Emmanuel Tercero: How many pieces are we talking about? Paredes: 74 pieces.
Tercero: What benefits is this going to bring? Paredes: There are various benefits, first the University of Pennsylvania, which is the warrantor that we are going to have, is going to promote Copan Ruinas, there will be publicity internationally, it is a museum that will be open for all the US, in the framework of 2012 it will come to assist in training, in institutional strengthening, in assistance for conservators, in all the team that is necessary where we do not have resources.
Tercero: Is there a guarantee that [the pieces] will return intact, then? Paredes: The guarantee is the Law itself, in our vaults there are pieces, these 74 are already classified, they are photographed, and we have the list already, they are already authorized by the President, with their photos, that is what we are going to do ourselves, and that I wanted already today to deliver formally and officially to the Alcalde, it is a shame that I could not see him, since the official note with the photos and the list, with those photos and the list the Alcalde was asked for a representative.
Then within three weeks that the insurance is approved, the boxes and everything, then I will need a representative of Civil Society and a representative of the Municipality, so that they can come and see and verify each one of the pieces when they are going to be packed, so that those that have the documentation can verify what it is that is leaving the country, there will be representatives of the DEI and they will close everything and it will go to the US, in February of the next year when the pieces arrive, I will need both the Institute with the Civil Society and the Alcalde's office to sit down, we will open each box and verify that all that went is exactly what came back, that it isn't replicas that come, and it will guarantee that all that left the country is exactly what it is.
Tercero: Well, here we should ask something don Virgilio, [the mayor?] said "well, we are also bringing tourists, so if they take away all the pieces or even just a part, well then the tourists that come here aren't going to see anything?" Paredes: Look, we have more than 5000 pieces, so 74 is nothing in comparison, the problem that we have is a grave problem notice that we do not have a museum with the international standards of climate control, of environment, of lighting and of security to be able.. the good news that we have for the Honduran people is that via the Government of Japan there is now being given us approval to build a museum of international level in Copan Ruinas.
Tercero concludes: Well, Alcalde Municipal Helmy Giacoman of Copan Ruinas and Virgilio Paredes, Director of the Instituto Hondureño de Antropología e Historia, about these pieces that are going to be removed and that this is in keeping with agreements and in accordance with the Law and that it is going to be approved by the Executive branch, and that [Paredes] is going to meet there with the Alcalde to clear up doubts.

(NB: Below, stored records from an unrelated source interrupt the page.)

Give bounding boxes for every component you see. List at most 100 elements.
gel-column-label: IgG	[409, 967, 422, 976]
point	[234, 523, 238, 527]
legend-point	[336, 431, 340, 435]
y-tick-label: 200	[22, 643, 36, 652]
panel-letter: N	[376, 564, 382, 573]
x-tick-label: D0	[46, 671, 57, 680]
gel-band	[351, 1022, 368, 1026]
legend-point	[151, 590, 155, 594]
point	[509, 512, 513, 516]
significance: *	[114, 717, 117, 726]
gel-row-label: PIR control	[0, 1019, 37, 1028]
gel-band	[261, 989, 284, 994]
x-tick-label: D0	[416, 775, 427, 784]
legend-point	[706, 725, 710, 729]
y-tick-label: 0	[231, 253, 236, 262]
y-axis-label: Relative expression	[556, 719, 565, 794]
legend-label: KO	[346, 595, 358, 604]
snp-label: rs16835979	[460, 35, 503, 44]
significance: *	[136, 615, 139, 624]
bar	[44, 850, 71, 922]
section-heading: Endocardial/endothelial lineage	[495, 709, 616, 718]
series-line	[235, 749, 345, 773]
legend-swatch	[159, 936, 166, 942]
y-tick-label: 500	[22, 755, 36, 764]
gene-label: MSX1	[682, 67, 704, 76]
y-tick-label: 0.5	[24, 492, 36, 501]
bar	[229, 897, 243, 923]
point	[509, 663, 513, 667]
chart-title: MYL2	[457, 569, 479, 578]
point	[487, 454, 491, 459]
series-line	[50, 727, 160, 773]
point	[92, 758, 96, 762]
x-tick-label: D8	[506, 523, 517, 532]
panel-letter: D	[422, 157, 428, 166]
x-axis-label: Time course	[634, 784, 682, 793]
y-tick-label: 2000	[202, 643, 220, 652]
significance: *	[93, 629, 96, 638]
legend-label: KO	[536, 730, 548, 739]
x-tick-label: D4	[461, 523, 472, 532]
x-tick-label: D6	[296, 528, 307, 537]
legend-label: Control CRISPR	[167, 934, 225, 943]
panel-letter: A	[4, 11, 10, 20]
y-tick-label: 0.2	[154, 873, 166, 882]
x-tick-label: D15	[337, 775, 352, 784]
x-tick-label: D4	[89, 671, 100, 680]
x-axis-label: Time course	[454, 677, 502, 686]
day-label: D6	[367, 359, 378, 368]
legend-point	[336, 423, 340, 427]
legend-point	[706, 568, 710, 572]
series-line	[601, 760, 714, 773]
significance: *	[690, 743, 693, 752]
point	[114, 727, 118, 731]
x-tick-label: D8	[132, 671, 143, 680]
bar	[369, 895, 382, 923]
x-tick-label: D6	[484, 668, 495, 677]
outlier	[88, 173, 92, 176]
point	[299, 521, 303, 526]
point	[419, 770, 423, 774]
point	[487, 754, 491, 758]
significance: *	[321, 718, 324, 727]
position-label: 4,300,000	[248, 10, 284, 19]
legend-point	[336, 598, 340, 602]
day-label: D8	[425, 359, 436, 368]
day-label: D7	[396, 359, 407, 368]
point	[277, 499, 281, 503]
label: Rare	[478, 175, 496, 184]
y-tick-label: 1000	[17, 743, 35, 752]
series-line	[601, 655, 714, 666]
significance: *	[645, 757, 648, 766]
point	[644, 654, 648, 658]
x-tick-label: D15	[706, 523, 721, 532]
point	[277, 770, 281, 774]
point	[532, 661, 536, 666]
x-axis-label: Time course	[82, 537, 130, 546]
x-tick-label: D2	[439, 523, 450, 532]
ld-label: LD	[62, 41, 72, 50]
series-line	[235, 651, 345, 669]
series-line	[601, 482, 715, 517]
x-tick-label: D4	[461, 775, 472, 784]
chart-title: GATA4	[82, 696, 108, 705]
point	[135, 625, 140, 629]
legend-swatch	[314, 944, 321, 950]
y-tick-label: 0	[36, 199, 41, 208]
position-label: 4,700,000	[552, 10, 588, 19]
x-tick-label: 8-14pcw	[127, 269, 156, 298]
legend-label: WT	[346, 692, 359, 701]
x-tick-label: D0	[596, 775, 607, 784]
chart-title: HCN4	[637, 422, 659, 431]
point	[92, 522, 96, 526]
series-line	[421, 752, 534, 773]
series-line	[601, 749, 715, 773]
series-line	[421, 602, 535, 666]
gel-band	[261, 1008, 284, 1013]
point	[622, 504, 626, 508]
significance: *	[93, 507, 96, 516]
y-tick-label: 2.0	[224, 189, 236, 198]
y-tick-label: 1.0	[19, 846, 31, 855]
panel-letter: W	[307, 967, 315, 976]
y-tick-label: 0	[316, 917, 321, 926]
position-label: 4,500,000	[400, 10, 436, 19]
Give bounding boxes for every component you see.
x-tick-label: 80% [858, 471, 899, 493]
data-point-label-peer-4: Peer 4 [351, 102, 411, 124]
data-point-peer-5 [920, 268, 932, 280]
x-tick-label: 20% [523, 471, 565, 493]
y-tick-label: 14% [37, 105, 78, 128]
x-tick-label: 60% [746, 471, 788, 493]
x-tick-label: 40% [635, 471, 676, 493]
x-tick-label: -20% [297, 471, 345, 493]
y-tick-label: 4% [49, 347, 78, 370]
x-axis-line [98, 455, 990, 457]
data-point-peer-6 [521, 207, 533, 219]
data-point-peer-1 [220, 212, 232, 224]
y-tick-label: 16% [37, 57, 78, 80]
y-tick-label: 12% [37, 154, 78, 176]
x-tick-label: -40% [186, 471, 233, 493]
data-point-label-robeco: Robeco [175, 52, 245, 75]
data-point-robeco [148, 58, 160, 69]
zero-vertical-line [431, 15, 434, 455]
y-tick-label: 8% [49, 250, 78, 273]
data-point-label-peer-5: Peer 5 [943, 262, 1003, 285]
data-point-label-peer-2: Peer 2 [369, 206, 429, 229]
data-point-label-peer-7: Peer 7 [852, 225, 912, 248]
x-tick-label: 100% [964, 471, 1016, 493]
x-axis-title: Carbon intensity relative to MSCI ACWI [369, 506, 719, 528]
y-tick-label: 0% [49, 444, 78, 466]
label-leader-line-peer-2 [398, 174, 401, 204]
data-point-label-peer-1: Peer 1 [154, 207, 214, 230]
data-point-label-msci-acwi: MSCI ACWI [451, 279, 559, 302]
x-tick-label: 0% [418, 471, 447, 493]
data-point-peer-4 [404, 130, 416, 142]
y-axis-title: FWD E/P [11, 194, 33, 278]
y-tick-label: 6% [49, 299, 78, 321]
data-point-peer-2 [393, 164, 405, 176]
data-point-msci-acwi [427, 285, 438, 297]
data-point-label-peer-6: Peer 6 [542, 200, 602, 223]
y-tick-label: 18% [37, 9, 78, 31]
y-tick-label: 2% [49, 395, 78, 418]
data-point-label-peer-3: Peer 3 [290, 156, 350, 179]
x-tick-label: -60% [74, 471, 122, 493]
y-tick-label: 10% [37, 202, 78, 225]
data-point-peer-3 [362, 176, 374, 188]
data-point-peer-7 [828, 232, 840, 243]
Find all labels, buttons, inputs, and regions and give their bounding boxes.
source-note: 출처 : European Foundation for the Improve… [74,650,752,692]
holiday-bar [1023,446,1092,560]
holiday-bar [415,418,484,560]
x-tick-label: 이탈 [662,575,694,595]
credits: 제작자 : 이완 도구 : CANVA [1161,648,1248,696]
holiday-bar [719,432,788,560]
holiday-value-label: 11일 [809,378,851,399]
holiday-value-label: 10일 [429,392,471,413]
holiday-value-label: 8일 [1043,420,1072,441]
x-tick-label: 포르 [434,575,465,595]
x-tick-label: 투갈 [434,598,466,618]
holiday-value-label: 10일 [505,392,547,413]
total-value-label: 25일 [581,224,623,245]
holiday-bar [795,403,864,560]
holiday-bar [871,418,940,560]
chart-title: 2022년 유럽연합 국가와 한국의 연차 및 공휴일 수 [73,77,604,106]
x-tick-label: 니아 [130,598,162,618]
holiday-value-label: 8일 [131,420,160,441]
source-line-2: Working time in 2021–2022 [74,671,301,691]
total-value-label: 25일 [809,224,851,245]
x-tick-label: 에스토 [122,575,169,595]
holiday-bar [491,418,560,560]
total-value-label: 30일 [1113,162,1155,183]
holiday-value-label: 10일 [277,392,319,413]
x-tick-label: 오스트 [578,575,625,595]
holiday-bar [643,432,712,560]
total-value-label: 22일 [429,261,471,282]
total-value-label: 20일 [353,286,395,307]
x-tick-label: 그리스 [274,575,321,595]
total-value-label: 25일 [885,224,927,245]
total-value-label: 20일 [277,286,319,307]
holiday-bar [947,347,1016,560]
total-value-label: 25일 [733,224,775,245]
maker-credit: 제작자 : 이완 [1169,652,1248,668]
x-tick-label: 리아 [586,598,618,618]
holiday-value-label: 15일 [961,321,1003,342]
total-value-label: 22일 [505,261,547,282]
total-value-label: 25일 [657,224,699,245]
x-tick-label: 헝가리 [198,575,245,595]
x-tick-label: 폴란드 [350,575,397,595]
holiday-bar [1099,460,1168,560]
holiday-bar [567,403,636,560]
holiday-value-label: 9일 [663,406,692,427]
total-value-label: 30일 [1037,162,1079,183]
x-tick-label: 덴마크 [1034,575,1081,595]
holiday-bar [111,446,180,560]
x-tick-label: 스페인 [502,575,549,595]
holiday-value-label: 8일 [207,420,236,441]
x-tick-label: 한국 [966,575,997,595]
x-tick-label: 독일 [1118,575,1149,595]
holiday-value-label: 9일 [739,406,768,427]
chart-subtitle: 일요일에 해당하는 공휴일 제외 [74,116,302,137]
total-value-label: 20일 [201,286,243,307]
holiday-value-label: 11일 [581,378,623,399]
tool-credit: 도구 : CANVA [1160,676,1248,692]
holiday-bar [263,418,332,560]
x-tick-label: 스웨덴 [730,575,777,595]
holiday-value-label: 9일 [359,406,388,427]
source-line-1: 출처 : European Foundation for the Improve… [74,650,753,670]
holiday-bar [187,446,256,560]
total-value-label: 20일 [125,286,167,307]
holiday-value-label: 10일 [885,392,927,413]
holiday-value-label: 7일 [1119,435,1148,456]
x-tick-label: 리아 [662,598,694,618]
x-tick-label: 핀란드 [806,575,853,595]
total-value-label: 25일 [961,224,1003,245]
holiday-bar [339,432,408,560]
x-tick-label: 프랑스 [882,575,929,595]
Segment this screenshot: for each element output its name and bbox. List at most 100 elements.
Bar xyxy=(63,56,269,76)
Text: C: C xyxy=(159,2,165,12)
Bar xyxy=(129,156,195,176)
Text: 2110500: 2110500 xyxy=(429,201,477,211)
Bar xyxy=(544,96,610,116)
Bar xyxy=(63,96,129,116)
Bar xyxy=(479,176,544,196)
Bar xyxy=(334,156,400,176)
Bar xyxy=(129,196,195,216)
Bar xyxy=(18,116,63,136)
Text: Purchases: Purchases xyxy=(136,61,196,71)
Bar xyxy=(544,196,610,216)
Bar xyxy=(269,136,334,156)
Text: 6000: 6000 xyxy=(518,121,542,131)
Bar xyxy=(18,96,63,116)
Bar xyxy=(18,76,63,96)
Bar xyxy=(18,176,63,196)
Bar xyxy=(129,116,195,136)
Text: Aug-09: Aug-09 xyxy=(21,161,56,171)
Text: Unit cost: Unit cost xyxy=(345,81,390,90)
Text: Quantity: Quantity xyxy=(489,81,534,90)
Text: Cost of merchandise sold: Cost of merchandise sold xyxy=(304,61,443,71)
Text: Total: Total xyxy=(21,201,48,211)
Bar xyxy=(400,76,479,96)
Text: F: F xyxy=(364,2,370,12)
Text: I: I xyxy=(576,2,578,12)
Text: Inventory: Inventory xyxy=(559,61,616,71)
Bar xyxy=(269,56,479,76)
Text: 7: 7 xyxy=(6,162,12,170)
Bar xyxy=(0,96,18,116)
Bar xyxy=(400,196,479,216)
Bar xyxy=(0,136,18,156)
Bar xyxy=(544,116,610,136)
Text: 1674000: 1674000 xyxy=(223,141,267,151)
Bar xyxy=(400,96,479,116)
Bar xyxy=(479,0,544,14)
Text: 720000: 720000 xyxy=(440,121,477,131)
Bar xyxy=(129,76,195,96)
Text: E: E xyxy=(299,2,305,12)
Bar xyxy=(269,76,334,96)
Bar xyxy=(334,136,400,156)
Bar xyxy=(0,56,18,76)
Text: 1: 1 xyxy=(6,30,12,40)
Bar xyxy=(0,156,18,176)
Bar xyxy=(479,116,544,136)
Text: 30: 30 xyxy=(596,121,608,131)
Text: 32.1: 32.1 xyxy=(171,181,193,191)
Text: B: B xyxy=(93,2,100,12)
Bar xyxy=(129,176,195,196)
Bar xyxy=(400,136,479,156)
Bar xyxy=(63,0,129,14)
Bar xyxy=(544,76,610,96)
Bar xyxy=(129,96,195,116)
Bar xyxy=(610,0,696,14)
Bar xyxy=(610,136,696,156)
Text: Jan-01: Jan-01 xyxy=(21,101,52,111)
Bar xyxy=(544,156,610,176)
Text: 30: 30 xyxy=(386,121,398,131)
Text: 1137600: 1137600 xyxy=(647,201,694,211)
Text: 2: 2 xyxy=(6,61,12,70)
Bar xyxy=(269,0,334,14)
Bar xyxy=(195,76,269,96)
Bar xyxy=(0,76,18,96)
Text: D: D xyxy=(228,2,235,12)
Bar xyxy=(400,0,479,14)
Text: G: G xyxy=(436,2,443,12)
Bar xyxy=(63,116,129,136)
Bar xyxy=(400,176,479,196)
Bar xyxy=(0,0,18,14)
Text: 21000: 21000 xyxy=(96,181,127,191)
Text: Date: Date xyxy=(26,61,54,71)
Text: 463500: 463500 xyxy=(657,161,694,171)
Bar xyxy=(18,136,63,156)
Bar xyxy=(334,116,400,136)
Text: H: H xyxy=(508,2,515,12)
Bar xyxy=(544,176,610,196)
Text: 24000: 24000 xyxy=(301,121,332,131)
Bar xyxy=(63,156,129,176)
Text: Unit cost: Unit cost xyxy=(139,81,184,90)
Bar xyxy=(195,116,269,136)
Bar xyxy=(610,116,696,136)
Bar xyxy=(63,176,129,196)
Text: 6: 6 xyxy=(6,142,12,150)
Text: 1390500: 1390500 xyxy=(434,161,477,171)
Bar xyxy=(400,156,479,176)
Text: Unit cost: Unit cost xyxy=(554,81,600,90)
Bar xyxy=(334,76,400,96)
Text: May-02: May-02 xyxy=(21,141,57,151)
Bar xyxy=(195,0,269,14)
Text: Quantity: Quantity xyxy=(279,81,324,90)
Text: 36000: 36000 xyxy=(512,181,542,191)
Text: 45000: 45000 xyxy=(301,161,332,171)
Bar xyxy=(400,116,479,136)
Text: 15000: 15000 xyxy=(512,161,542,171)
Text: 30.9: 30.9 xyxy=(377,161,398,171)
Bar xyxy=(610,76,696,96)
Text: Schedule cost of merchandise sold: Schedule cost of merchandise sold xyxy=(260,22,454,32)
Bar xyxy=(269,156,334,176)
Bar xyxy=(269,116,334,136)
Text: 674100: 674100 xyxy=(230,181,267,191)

[Comment: about ten days later, an accord signed by the Alcalde and, on behalf of the government, the minister of the interior, but not by Virgilio Paredes, conceded to the people of Copan Ruinas not only the degree of participation in packing and unpacking proposed here; but much more besides. Not involved in these negotiations: the Minister of Culture, who should have been the representative of the Executive branch in this case.]